A Friend of Charley Boles

By Marco Etheridge

I was a young man of twenty-two and green to the ways of the world when I first arrived on the island of Oahu. The year was eighteen-ninety-eight and the world was on the cusp of a new millennium full of promise. I boarded a steamer in San Francisco, leaving behind the twilight of the Wild West. Gone were the days of rough gold camps, gunslingers, and stagecoach bandits. As I boarded the steamship in San Francisco, my eyes looked over the Pacific, to the dawn of the modern era.

Back in the hills of California, the days of the outlaws had passed into dime novels. Some of the old fossils had become legends, like the bandit Charley Boles. Black Bart, as he came to be known, robbed stagecoaches from California to Oregon. Eight years and twenty-seven stage robberies made his fame. The newspapers reveled in the adventures of Black Bart. They printed every detail of his latest holdup. But through the years of his banditry, the identity of Black Bart remained a mystery. In all of those robberies, no one ever caught a glimpse of his face.

In the end, the Pinkerton detectives caught Charley Boles, as they always do once they set their sights on a man. The old bandit went to prison. When Charley Boles was finally released from San Quentin, he disappeared. I suppose facing the modern world was too much for the old codger.

As for me, the beginnings of my adult life lay before me. I looked upon everything around me with eager, wondering eyes. As the years passed, I became a bandit in my own right, and on a far grander scale than anything Charley Boles could dream of, but that is another tale.

Fresh from a cramped steerage berth on the Matson steamship line, I had only two days prior arrived on the Hawaiian Island of Oahu. It was my first journey away from the mainland and indeed my first sojourn from my home state of Oregon. The financial panic of 1896 had passed, and I was eager to take my new position as a clerk for Mr. John Kidwell of the Hawaiian Pineapple Company.

My first lodging in Honolulu was in the domain and under the wing of a stern Hawaiian matron by the name of Missus Johnson. A woman of formidable presence and bulk, she supplied room and board to gentlemen of limited means. The center of social interaction at the boarding house was the lanai in the rear. Here the old gentlemen gathered of an evening to smoke and read the newspapers, cooled by the breezes wafting in from the Pacific Ocean. And it was here, on my second evening at the boarding house, that I unwittingly offended the notorious outlaw Black Bart.

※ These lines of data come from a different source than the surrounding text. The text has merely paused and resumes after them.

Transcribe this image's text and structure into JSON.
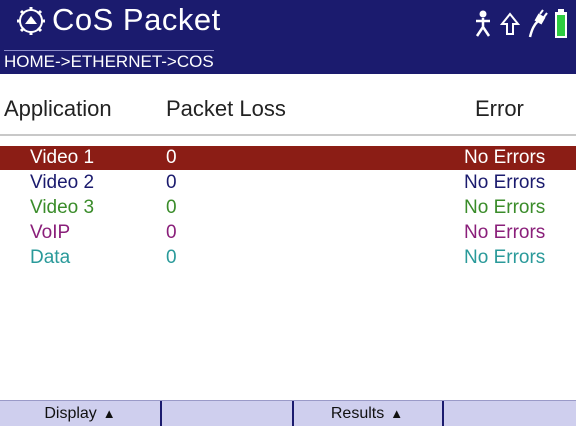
{
  "header": {
    "title": "CoS Packet",
    "breadcrumb": "HOME->ETHERNET->COS",
    "icons": [
      "gear-icon",
      "person-icon",
      "up-arrow-icon",
      "plug-icon",
      "battery-icon"
    ],
    "battery_color": "#2ecc40"
  },
  "table": {
    "columns": [
      "Application",
      "Packet Loss",
      "Error"
    ],
    "rows": [
      {
        "app": "Video 1",
        "loss": "0",
        "error": "No Errors",
        "color": "#ffffff",
        "selected": true
      },
      {
        "app": "Video 2",
        "loss": "0",
        "error": "No Errors",
        "color": "#1b1b6e",
        "selected": false
      },
      {
        "app": "Video 3",
        "loss": "0",
        "error": "No Errors",
        "color": "#3a8c2a",
        "selected": false
      },
      {
        "app": "VoIP",
        "loss": "0",
        "error": "No Errors",
        "color": "#8a1f7a",
        "selected": false
      },
      {
        "app": "Data",
        "loss": "0",
        "error": "No Errors",
        "color": "#2a9a9a",
        "selected": false
      }
    ],
    "selected_row_color": "#8b1d15"
  },
  "softkeys": [
    {
      "label": "Display",
      "has_arrow": true
    },
    {
      "label": "",
      "has_arrow": false
    },
    {
      "label": "Results",
      "has_arrow": true
    },
    {
      "label": "",
      "has_arrow": false
    }
  ]
}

Following a hearty dinner and a bout of unsolicited advice from Missus Johnson, I took my place amongst the gentlemen. They were already gathered on the lanai when I eased myself into the one unoccupied wicker chair. As the newcomer and the youngest guest by a matter of decades, I was the subject of their curiosity. Eager for news of the mainland, they asked me about the details of my travels. One old gentleman sat aloof from the others, his face hidden behind a raised newspaper.

The denizens of the boarding house peppered me with questions and comments, first with regard to my name. I share a surname with William McKinley, who was the president at that time, but my given name is Michael. I assured the gents that I was in no way related to the famous man.

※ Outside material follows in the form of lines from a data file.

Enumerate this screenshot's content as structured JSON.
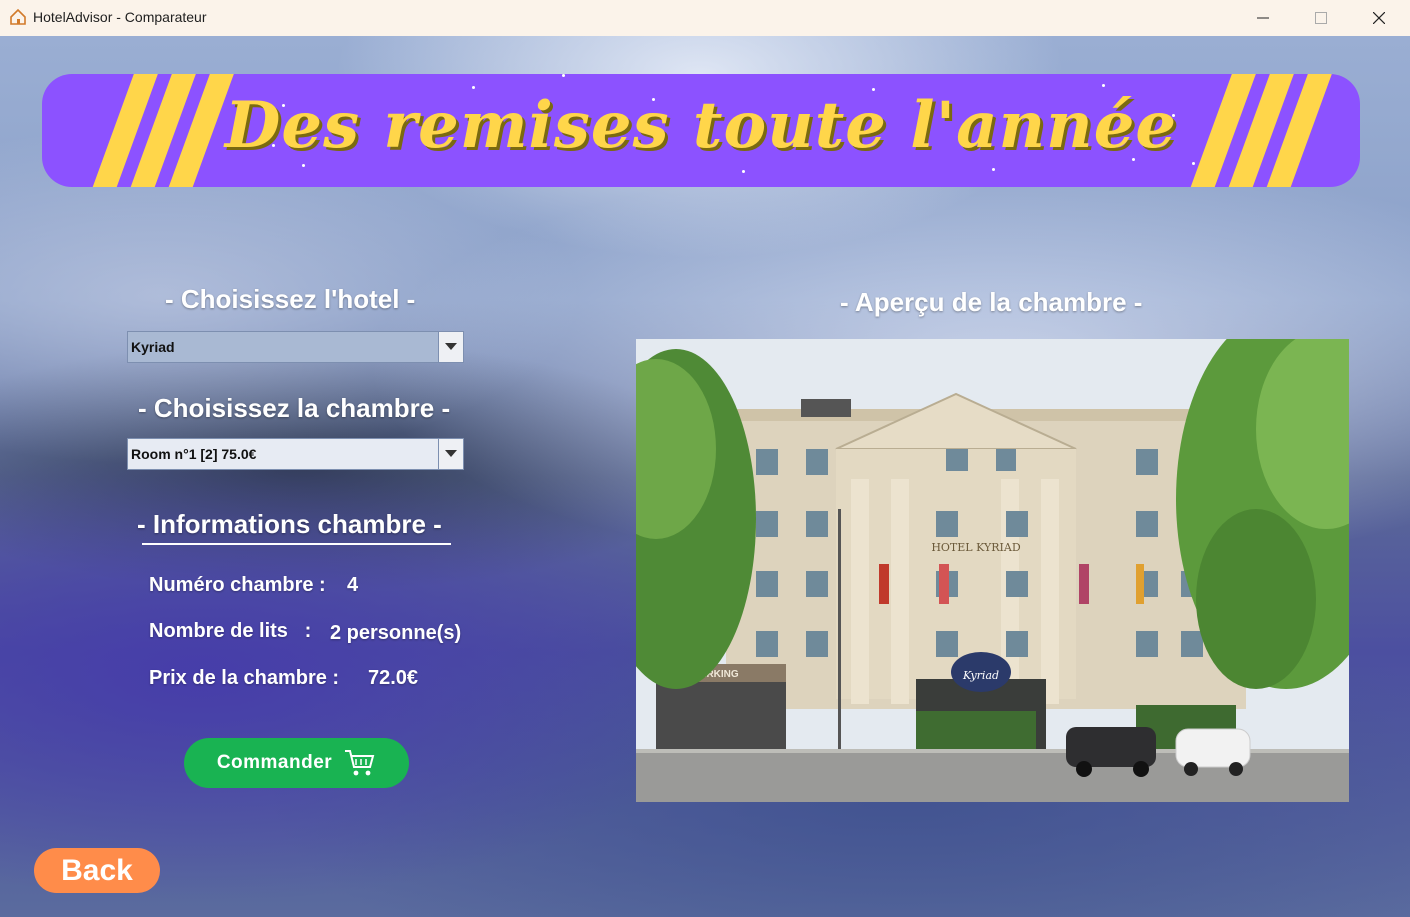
{
  "window": {
    "title": "HotelAdvisor - Comparateur",
    "minimize_icon": "minimize-icon",
    "maximize_icon": "maximize-icon",
    "close_icon": "close-icon"
  },
  "banner": {
    "text": "Des remises toute l'année",
    "colors": {
      "background": "#8c52ff",
      "text": "#ffd64a"
    }
  },
  "hotel_section": {
    "heading": "- Choisissez l'hotel -",
    "selected": "Kyriad"
  },
  "room_section": {
    "heading": "- Choisissez la chambre -",
    "selected": "Room n°1 [2] 75.0€"
  },
  "info_section": {
    "heading": "- Informations chambre -",
    "rows": [
      {
        "label": "Numéro chambre :",
        "value": "4"
      },
      {
        "label": "Nombre de lits   :",
        "value": "2 personne(s)"
      },
      {
        "label": "Prix de la chambre :",
        "value": "72.0€"
      }
    ]
  },
  "order_button": {
    "label": "Commander",
    "icon": "cart-icon",
    "color": "#19b352"
  },
  "back_button": {
    "label": "Back",
    "color": "#ff8c4a"
  },
  "preview": {
    "heading": "- Aperçu de la chambre -",
    "sign_hotel": "HOTEL KYRIAD",
    "sign_parking": "PARKING",
    "sign_brand": "Kyriad"
  }
}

It was the relating of my journey to Hawaii, however, that sparked the rough incident with the outlaw. The gents queried me about my route and my passage. Yes, I had sailed from San Francisco on the Matson Line. No, the passage was not a comfortable one. When asked where I hailed from, I told them my hometown was Jacksonville in the grand state of Oregon. Grey heads nodded and one of them was curious about my overland route to the city of San Francisco. I answered that I had taken the coach, the Wells Fargo stage.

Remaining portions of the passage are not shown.